Sono ormai una dozzina le vittime delle violenze causate da bande criminali in Ecuador dopo che il 36enne presidente Daniel Noboa - da poco eletto con un programma incentrato proprio sulla sicurezza - ha decretato martedì lo stato di emergenza. Ciò in seguito all’evasione di Adolfo Macias “Fito”, capo dei “Choneros” e nemico pubblico numero uno. Non si tratta di un bilancio ufficiale, perché non ne è stato fornito uno, ma della somma di singole informazioni pubblicate attraverso fonti di polizia e amministrazioni locali. Intanto la polizia, attraverso il suo account X, ha segnalato che le persone arrestate nelle ultime 24 ore per attentati e atti di terrorismo sono salite a 70.
L’epicentro di quello che il capo dello Stato ha definito “un conflitto armato interno” è la città di Guayaquil, dove è entrato in vigore il coprifuoco notturno dalle 23 alle 5. Martedì pomeriggio un gruppo di uomini armati e incappucciati ha fatto irruzione, in diretta, in uno studio del canale pubblico TC, prendendo in ostaggio diversi giornalisti e tecnici e minacciandoli di morte. Le forze speciali sono poi riuscite a liberare gli ostaggi e ad arrestare parte degli aggressori.

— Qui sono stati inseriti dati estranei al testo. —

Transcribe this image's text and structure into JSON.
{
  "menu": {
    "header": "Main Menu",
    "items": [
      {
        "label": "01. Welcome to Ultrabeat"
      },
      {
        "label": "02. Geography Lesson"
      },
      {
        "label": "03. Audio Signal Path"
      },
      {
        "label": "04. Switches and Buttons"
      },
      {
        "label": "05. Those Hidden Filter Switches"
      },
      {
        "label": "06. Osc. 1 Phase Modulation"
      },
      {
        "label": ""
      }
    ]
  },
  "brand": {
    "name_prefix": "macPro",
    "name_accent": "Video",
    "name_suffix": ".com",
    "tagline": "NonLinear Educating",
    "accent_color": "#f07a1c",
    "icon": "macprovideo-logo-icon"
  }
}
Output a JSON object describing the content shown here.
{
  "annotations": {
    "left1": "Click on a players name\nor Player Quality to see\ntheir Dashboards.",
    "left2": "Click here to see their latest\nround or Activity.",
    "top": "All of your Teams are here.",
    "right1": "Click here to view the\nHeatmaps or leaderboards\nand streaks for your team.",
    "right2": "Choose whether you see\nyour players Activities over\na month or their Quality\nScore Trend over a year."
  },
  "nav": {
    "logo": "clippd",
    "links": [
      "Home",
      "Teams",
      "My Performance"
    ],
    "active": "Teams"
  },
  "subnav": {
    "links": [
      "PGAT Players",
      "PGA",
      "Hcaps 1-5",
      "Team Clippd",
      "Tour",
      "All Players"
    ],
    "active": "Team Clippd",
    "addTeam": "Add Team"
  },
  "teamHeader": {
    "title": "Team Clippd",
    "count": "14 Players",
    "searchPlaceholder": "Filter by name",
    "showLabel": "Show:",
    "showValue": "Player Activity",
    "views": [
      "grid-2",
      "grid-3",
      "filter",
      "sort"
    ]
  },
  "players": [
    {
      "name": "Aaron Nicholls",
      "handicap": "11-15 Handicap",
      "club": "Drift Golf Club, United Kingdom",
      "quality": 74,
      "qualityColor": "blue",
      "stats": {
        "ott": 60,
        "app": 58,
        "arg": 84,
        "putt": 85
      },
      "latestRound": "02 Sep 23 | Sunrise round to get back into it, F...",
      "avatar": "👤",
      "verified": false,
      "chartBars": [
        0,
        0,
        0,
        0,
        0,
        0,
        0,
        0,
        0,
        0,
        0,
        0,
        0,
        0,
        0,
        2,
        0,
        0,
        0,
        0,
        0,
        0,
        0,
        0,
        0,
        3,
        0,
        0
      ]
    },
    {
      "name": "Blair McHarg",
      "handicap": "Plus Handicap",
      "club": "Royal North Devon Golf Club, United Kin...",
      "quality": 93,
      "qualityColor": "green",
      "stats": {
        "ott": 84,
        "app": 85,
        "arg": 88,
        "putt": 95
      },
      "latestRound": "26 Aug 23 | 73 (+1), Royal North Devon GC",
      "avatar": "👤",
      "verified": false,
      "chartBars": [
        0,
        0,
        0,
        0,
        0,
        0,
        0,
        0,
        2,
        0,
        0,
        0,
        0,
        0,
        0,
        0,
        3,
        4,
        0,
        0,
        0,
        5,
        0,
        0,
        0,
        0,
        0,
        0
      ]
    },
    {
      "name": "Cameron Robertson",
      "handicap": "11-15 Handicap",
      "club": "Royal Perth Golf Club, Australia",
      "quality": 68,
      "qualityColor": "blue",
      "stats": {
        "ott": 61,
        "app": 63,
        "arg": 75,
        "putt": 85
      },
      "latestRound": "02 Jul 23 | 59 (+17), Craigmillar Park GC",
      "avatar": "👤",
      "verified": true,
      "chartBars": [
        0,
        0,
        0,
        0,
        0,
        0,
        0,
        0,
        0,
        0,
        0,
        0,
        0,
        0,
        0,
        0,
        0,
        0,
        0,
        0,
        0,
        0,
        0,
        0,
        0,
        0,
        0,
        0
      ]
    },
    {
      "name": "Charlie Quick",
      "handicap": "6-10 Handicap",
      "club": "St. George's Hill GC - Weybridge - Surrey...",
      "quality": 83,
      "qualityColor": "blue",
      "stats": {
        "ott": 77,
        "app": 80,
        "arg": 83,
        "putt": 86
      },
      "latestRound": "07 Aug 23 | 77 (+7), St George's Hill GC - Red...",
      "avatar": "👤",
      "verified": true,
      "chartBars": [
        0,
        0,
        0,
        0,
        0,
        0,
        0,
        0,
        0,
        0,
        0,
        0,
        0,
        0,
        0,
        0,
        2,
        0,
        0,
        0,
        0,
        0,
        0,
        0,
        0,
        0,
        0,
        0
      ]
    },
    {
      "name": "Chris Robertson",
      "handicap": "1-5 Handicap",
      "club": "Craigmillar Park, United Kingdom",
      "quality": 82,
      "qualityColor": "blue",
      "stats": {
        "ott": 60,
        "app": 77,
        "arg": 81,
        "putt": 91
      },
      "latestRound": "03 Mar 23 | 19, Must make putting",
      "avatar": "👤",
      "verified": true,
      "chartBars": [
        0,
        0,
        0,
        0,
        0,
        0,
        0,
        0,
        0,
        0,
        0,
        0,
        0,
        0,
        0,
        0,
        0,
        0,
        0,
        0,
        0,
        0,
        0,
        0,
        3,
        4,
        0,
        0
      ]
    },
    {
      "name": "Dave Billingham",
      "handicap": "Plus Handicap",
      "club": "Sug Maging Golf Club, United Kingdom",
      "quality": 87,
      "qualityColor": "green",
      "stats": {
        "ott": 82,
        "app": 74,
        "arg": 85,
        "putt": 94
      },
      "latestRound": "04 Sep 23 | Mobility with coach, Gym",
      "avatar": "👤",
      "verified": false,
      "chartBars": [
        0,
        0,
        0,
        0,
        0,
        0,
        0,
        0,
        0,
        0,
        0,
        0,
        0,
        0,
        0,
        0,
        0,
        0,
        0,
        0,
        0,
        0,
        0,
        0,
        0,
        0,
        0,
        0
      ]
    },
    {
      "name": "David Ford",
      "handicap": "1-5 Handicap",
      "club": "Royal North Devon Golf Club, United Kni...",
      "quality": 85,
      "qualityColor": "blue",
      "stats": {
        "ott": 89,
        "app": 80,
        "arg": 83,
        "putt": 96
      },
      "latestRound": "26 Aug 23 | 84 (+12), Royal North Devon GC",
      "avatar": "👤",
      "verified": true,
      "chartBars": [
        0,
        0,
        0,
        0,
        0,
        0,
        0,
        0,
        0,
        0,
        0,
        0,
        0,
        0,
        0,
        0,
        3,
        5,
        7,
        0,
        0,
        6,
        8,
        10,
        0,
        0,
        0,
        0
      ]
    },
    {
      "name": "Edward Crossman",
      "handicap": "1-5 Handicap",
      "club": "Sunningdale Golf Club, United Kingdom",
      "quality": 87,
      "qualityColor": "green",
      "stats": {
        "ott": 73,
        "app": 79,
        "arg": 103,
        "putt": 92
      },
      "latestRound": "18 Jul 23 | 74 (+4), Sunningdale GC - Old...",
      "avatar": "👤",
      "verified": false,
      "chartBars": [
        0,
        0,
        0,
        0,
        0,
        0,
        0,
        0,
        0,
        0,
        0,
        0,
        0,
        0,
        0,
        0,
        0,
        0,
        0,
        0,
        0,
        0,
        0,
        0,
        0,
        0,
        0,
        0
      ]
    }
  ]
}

Il presidente Noboa durante un incontro con i vertici della sicurezza
A scatenare le violenze sono gruppi che nel corso degli anni si sono trasformati da gang di strada e bande di narcotrafficanti con centinaia o persino migliaia di affiliati. Nel decreto firmato ieri, ad integrazione di quello con cui ha introdotto uno stato di emergenza per 60 giorni, Noboa ha elencato la presenza sul territorio nazionale di ben 21 gruppi del crimine organizzato transnazionale, caratterizzati come “organizzazioni terroristiche e attori non statali belligeranti”.
La rappresaglia dei narcotrafficanti
L’articolo 3 del decreto dispone “l’immediata mobilitazione e intervento delle forze armate e della polizia sul territorio ecuadoriano per garantirne la sovranità e l’integrità”. La decisione ha generato la serie di rappresaglie dei narcotrafficanti contro istituzioni e forze dell’ordine. Le autorità hanno quindi ordinato l’evacuazione immediata del Parlamento e di tutti gli uffici pubblici della capitale Quito. Decisione analoga è stata adottata dalle istituzioni pubbliche di altre città, tra cui la citata Guayaquil. Anche molti commercianti di Quito hanno deciso di chiudere i battenti e mandare a casa i lavoratori in anticipo. In tutto il Paese sono stati segnalati scontri, saccheggi in centri commerciali e auto date alle fiamme. Le autorità hanno chiesto alla popolazione di rimanere in casa.
Da parte sua il Governo del Perù ha disposto l’invio immediato di un contingente della Direzione delle operazioni speciali della polizia al confine con l’Ecuador “per rafforzare la sicurezza alla frontiera”.
L’Ecuador, 18 milioni di abitanti su una superficie che è sei volte quella Svizzera e si estende dall’Oceano Pacifico all’Amazzonia passando per le Ande, è chiuso fra i due maggiori produttori di cocaina del globo, Colombia a nord e Perù a sud e a est. Da anni è teatro di violenze legate al narcotraffico. Il 9 agosto 2023, un candidato centrista alle presidenziali era stata assassinato a colpi di arma da fuoco. Il Paese deve far fronte inoltre alle proteste delle 14 nazioni indigene contro lo sfruttamento delle loro terre a scopo minerario e per estrarre petrolio.